Arch Capital Group Ltd. Wednesday reported first-quarter net income of $705 million, up 279% from the year-earlier period, as net premiums written grew 30%, investment income more than doubled, and its insurance and reinsurance segments saw high-double-digit percentage increases in underwriting income.

CEO Marc Grandisson said on a Thursday conference call with analysts that Arch had benefitted from continuing “premium growth momentum” from the past few hard market years.

“Our property and casualty underwriting teams continue to lean into attractive market conditions,” he said.

Arch’s combined ratio worsened to 80.6% from 78.7% in last year's first quarter as its loss ratio increased to 51% from 47.2%.  

Net investment income soared 148.8% to $199 million from $80 million.

François Morin, chief financial officer and treasurer, said on the call that investment income benefitted from a higher interest rate environment.

In Arch’s insurance segment, net premiums written increased 19.1% to $1.437 billion, and the combined ratio improved to 90.9% from 93.8%. Underwriting income jumped 81% to $114 million.

Mr.
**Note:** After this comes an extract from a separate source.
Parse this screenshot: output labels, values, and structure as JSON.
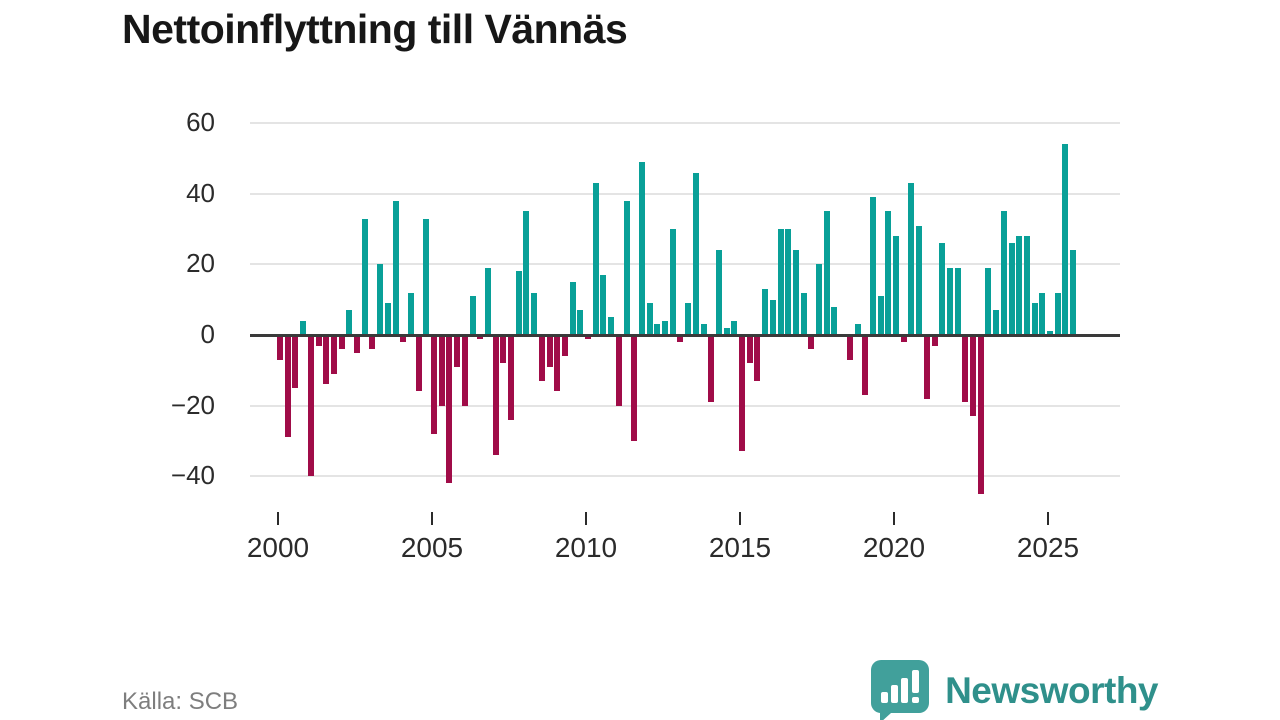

Grandisson said current market conditions have Arch targeting growth in property lines.

“Since 2019, we have seen the market psychology pivot to underwriting discipline, and our underwriting teams were prepared to become more willing providers of capacity,” Mr. Grandisson said.

In the reinsurance segment, net premiums written rose 51.5% over last year's first quarter to $1.726 billion, and the combined ratio improved to 84.3% from 86.6%. Underwriting income soared 95.4% to $213 million as the reinsurance segment retained more business in this year’s first quarter due to a lower level of retrocession activity compared with the year-earlier period.
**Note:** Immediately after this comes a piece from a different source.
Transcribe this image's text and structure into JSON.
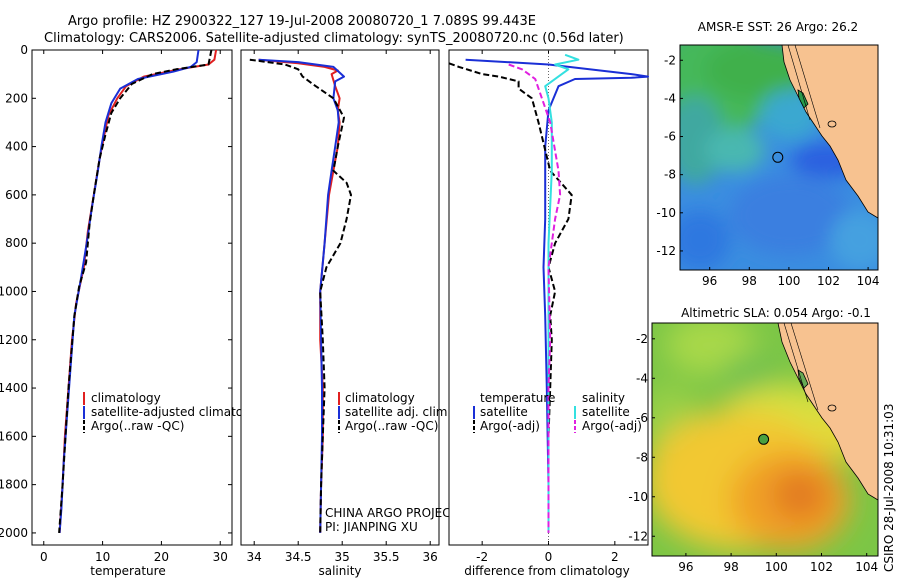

“The property casualty environment continues to offer plenty of opportunities. The reinsurance market in particular is very attractive right now,” Mr. Grandisson said on the call.

Looking forward, Mr. Grandisson said that while the property market has seen “significant rate escalation” over the past few quarters, “We believe it will take further rate improvement before it finds equilibrium.”